A sawn-off shotgun, ammunition and a quantity of heroin has been found at an address in Hackney following a series of dawn raids conducted by Trident Gang Crime Command Officers on Wednesday, May 8. The raids occured as part of the Met’s continuing crackdown on gang crime across the capital, assisted by officers from the Met’s Territorial Support Group (TSG) and SCO19 Specialist Firearms unit.
The 20 boroughs in today’s operation have been identified nationally by the Home Office as Ending Gang Youth Violence (EGYV) boroughs — a scheme to combat youth crime and violence.
So far, over 50 warrants have been carried out and 10 people between the ages of 18 and 44 have been arrested on suspicion of robbery, kidnap, and possession of class A and class B drugs.
“Historically, Trident focused primarily on gun crime and homicide within the black community and the recent loss of our murder investigation capability has led many communities, and in particular gang members, to wrongly believe that Trident has disbanded.
“This is not the case; a large part of Trident’s work is around the prevention of shootings and disrupting gang members’ criminal activity.

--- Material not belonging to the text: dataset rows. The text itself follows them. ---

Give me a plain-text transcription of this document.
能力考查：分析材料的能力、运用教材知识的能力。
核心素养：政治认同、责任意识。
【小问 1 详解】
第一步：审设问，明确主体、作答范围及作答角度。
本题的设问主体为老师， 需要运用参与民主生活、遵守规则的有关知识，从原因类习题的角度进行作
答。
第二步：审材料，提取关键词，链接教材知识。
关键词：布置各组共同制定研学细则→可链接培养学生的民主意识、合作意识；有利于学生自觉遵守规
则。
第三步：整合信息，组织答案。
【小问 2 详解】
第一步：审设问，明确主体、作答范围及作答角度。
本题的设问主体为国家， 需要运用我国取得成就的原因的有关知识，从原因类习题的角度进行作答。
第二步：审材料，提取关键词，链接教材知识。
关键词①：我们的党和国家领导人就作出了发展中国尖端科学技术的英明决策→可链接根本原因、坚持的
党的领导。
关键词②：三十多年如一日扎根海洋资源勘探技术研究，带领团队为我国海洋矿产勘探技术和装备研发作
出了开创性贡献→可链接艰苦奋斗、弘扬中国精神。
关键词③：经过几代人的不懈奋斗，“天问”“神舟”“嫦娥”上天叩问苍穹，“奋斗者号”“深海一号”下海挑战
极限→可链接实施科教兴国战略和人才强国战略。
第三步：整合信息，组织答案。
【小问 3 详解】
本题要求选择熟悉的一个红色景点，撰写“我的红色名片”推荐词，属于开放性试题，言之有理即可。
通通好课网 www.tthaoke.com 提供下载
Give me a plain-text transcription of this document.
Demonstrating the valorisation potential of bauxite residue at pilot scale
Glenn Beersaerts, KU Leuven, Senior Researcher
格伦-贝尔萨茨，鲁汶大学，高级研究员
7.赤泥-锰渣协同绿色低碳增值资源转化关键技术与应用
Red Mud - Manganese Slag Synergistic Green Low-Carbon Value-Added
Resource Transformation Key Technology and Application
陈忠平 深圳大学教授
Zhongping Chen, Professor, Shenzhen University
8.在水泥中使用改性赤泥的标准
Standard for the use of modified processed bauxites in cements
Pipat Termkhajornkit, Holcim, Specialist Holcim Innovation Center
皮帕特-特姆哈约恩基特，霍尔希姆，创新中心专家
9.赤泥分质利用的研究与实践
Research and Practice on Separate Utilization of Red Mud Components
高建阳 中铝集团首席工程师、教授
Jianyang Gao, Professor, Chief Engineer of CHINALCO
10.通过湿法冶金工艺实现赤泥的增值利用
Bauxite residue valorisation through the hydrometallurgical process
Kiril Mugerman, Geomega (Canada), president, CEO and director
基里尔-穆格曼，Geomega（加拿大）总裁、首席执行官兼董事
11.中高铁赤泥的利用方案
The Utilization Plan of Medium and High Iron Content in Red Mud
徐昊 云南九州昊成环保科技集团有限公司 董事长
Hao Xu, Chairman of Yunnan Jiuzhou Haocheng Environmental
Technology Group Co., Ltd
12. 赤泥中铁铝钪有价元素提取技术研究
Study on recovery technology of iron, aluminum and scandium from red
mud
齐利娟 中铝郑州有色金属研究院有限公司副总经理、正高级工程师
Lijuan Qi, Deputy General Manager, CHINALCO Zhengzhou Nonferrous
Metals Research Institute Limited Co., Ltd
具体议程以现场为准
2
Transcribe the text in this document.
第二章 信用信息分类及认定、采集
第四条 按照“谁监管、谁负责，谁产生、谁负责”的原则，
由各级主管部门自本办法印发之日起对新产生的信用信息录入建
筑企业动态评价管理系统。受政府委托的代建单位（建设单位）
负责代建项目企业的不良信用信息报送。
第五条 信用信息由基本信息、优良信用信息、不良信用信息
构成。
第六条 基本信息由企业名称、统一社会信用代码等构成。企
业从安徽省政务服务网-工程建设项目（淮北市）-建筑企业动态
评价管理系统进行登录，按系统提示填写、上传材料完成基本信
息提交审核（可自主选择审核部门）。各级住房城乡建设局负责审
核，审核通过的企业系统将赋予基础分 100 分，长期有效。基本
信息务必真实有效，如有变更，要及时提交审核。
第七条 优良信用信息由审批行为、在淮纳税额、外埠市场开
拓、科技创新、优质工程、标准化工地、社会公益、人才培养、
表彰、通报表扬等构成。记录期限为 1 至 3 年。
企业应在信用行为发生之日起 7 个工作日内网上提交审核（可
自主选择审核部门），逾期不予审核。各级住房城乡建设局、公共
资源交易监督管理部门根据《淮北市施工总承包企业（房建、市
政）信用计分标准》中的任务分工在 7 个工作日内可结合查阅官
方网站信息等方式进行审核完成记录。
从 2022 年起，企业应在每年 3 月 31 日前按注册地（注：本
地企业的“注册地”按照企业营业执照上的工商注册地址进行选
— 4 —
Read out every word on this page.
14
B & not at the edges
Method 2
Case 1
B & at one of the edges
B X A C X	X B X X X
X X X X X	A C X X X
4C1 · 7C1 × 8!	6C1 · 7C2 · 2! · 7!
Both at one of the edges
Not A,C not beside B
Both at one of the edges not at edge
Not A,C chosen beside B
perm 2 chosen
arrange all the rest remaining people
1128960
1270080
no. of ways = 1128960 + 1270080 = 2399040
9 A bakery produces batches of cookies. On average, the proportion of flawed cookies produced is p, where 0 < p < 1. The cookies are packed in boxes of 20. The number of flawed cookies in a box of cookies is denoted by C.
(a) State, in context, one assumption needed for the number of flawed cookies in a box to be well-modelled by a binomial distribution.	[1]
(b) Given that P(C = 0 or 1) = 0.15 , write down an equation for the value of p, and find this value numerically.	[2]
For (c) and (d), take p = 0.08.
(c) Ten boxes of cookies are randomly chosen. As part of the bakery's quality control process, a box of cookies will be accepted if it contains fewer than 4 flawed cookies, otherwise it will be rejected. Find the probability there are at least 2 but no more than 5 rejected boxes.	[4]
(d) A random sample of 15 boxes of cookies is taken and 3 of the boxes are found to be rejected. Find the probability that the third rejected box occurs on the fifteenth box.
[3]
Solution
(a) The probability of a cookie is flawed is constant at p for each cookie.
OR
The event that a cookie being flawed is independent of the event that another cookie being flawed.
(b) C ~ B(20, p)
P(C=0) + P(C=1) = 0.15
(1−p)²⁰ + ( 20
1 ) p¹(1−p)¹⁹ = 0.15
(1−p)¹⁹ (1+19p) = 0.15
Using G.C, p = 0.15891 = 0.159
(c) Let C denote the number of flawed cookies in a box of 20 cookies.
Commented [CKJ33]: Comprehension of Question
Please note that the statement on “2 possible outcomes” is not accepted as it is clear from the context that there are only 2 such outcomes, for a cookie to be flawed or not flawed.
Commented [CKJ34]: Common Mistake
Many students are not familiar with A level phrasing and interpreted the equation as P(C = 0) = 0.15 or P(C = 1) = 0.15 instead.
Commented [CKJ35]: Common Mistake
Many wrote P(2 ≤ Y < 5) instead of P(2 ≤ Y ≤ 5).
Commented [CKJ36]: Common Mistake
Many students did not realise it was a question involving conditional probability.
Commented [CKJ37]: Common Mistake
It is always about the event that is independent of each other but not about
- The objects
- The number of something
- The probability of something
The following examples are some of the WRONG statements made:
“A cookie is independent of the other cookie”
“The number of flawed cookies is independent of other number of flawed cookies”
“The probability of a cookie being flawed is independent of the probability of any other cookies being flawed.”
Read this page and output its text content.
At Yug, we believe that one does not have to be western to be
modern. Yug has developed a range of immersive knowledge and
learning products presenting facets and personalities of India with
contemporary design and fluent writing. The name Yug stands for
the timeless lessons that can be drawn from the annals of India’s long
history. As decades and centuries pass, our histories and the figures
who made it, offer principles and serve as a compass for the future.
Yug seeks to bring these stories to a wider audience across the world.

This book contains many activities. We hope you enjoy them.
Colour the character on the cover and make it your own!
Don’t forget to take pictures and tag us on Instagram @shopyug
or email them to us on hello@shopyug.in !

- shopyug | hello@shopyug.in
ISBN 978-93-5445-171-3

“Since April last year Trident and local borough officers have made more than 5,500 arrests against known gang members, with well over half of those arrests resulting in a charge. Our sustained activity has resulted in significant reductions of all gang-related crime types. Our expertise continues to be used, with Trident officers providing support to the Homicide and Serious Crime Command where needed.
“Trident is not just a logo, it’s about having the very best detectives, committed police staff and strong community links. Our remit may have changed but our ethos has not. We are still here, still targeting violent gang members, and for those involved who seek a better life, a life away from gangs – through our partners, community and voluntary groups we will seek to help them into education, employment and a more positive life path.”
Police searches are continuing throughout the day, with arrest figures expected to rise.
The Met Police consult a Trident Independent Advisory Group, known as TIAG, for advice and guidance on policy and policing impact which has released the following statement:
“Although Trident’s remit has changed since its formation over a decade ago, we as the TIAG are pleased that Trident still exists and that community engagement remains at the heart of Trident’s work.
“Gang violence puts families and young people at risk and blights the lives of London’s communities. The police must continue to work with local boroughs, parents, schools, faith and community groups to prevent young people from joining gangs in the first place.
“We as independent members play a fundamental role in challenging and providing advice and guidance to Trident to help prevent critical incidents escalating and provide a sounding board to understand the potential impact on communities of police practices and operations.”